Shooting a drop of water with one of the world's most powerful lasers might not be an obvious way to make an ice cube. But it is one way, at least if you want the kind of ice you might find deep inside planetary giants.

Scientists have known about exotic forms of ice for decades, but have only recently managed to create some of the more extreme varieties in the lab.

A new study by researchers from the University of Chicago and the Carnegie Institution of Washington in the US recently held a drop of water in a diamond grip, turning up the pressure and cooking it with a laser to learn how it freezes into a 'superionic' state.

Theoretically speaking, superionic ice is the arrangement of water molecules as a lattice of oxygen atoms surrounded by a pool of fidgety hydrogens that just don't sit still. It's technically ice, but like a liquid and a solid in one.

It's also the kind of ice that forms not at low temperatures, but at extreme pressures. Think of the level of pressure that naturally forms deep, deep underground, or better still, near the core of massive planets like Neptune.

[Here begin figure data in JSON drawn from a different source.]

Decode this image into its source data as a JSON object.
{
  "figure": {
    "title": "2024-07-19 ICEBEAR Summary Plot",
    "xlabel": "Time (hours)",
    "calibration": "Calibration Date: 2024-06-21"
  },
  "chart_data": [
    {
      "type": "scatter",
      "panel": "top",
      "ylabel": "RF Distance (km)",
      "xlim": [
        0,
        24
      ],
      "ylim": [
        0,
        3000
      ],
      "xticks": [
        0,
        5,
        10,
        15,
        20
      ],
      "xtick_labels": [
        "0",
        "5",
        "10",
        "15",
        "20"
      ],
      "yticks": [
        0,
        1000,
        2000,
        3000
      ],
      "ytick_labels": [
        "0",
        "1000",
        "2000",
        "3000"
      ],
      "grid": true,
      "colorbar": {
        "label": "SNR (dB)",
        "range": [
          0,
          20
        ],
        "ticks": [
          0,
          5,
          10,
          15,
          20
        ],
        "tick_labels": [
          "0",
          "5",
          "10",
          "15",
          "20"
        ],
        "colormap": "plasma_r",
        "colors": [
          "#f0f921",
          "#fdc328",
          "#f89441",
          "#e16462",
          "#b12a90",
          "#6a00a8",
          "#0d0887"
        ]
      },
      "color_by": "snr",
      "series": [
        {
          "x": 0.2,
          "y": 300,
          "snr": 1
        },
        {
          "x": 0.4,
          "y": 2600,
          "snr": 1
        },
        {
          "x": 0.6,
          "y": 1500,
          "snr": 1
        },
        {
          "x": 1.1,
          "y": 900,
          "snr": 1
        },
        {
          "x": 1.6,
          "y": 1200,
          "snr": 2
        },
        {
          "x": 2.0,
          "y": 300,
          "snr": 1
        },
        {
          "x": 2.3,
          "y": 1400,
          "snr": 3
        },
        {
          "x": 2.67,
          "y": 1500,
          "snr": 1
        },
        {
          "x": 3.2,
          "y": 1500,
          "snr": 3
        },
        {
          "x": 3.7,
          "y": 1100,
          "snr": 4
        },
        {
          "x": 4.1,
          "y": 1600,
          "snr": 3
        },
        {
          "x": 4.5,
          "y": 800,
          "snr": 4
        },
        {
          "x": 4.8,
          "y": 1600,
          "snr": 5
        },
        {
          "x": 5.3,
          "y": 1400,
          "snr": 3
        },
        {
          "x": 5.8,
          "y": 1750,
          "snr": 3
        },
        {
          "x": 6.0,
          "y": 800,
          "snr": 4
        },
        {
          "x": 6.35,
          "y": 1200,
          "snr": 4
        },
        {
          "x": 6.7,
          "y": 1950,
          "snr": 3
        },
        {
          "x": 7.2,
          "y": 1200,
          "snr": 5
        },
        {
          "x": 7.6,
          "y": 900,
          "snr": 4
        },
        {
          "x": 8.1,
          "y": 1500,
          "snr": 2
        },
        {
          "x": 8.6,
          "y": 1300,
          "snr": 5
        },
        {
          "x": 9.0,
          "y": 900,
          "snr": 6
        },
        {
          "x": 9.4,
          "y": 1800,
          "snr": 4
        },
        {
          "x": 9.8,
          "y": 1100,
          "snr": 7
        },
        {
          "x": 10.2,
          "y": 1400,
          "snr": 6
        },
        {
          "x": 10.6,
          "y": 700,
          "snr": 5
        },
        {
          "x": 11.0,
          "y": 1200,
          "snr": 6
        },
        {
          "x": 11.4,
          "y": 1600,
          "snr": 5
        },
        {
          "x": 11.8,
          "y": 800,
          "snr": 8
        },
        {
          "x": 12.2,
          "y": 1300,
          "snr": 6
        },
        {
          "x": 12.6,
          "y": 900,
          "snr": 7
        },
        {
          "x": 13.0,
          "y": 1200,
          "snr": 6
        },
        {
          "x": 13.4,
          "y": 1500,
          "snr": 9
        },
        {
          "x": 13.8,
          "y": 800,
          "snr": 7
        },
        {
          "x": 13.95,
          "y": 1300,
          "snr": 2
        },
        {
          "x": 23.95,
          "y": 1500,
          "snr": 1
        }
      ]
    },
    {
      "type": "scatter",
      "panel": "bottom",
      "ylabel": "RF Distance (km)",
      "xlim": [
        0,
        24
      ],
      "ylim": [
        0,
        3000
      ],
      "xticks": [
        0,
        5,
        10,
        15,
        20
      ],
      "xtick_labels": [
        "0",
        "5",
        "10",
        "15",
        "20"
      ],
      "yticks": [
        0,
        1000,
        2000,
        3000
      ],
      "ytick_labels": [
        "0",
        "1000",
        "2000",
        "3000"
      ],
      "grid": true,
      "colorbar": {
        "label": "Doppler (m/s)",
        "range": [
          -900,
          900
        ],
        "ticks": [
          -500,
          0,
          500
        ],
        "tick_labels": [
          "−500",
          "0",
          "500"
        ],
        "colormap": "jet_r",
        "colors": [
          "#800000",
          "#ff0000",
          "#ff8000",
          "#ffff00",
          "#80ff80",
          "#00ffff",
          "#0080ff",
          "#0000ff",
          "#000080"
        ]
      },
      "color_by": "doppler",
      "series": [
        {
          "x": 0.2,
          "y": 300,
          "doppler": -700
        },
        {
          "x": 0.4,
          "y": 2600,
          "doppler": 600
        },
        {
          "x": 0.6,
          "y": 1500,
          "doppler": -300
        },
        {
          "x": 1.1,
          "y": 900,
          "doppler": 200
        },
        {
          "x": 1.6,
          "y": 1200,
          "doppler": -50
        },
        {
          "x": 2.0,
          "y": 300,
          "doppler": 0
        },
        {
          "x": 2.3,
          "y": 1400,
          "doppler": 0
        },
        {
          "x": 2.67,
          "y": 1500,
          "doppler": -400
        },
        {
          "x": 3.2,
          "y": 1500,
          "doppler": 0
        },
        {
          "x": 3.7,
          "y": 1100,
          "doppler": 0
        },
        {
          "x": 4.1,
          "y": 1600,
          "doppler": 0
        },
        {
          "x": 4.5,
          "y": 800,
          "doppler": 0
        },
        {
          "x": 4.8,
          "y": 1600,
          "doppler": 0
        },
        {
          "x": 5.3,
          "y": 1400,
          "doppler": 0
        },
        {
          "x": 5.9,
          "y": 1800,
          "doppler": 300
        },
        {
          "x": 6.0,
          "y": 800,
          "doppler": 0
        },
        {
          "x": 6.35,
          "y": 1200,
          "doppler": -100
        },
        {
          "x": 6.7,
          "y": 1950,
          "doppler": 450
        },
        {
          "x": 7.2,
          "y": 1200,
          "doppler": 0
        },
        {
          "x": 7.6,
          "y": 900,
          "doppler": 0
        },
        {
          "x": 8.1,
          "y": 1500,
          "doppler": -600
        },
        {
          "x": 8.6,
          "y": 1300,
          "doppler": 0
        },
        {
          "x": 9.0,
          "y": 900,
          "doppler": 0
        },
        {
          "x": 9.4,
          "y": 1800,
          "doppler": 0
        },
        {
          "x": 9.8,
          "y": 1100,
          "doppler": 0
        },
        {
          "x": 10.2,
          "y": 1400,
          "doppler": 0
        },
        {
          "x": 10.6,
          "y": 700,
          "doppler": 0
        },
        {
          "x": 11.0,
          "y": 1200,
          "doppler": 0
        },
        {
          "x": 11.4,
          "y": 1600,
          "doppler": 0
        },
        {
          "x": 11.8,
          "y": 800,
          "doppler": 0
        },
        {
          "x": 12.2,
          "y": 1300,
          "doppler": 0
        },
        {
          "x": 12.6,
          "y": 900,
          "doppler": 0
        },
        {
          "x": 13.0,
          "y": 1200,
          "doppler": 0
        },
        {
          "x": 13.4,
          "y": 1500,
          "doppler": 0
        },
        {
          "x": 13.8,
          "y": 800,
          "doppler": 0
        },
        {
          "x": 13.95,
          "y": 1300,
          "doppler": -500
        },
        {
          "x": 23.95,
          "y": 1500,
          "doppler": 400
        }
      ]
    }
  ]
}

While models predict some of the conditions under which this phase of water should appear, they're a little vague when it comes to the precise temperatures.

At the heart of the problem is a question over something called the triple point – the combination of pressure and temperature at which a substance is on the brink of melting, freezing, and sublimating.

To make it even more complicated, the kind of solid structure water can settle into can vary, too. Ice comes in many forms, depending on the arrangements and movements of its constituent elements.

Experiments could help nail down the path of characteristic changes between liquid and superionic states, but until now getting a reliable set of results has been a real challenge, with observations under different methods disagreeing by hundreds of degrees.

Usually a water sample needs to be put under at least 50 gigapascals of pressure – half a million times the force you're experiencing right now under Earth's atmosphere – and then heated with a high-powered laser to come close to seeing anything significant.

The laboratory setup. (Vitali Prakapenka)

So when a team of physicists at the Department of Energy's Advanced Photon Source (APS) set about squeezing water inside a diamond-vice at a relatively mild 20 gigapascals, they weren't expecting a lot.

"It was a surprise – everyone thought this phase wouldn't appear until you are at much higher pressures than where we first find it," says geophysicist Vitali Prakapenka from the University of Chicago.

​"But we were able to very accurately map the properties of this new ice, which constitutes a new phase of matter, thanks to several powerful tools."

With their superionic ice sample in place, the team was able to use the APS accelerator to generate a beam of X-rays; when scattered off the ice sample, these X-rays indicate the positions of its atoms.

This allowed them to gauge when the water underwent specific phase transitions as the conditions changed, and to describe the steps it takes to transform into superionic ice.

They were able to crank the pressure in their diamond anvil and heat it to 6,500 degrees Kelvin, allowing them to map the stability of two phase changes of ice at high temperatures from 20 all the way up to 150 gigapascals.

Because of the way the hydrogens move about inside the exotic ice, visible light has a hard time passing through, making its appearance black.

That buzz of hydrogen atoms flowing through an oxygen lattice could also have an impact on the surrounding electromagnetic field, and maybe even play a role in the formation of a planet's own protective magnetosphere.

We're only just beginning to learn how the movements of our planet's oceans and the chemistry of its mantle have a subtle influence over our world's magnetism. Learning how exotic ices also exert a nudge could help us further tweak our models.

What this might mean for alien worlds, or even our own planet, requires a lot more investigation.

"It's a new state of matter, so it basically acts as a new material, and it may be different from what we thought," says Prakapenka.

This research was published in Nature Physics.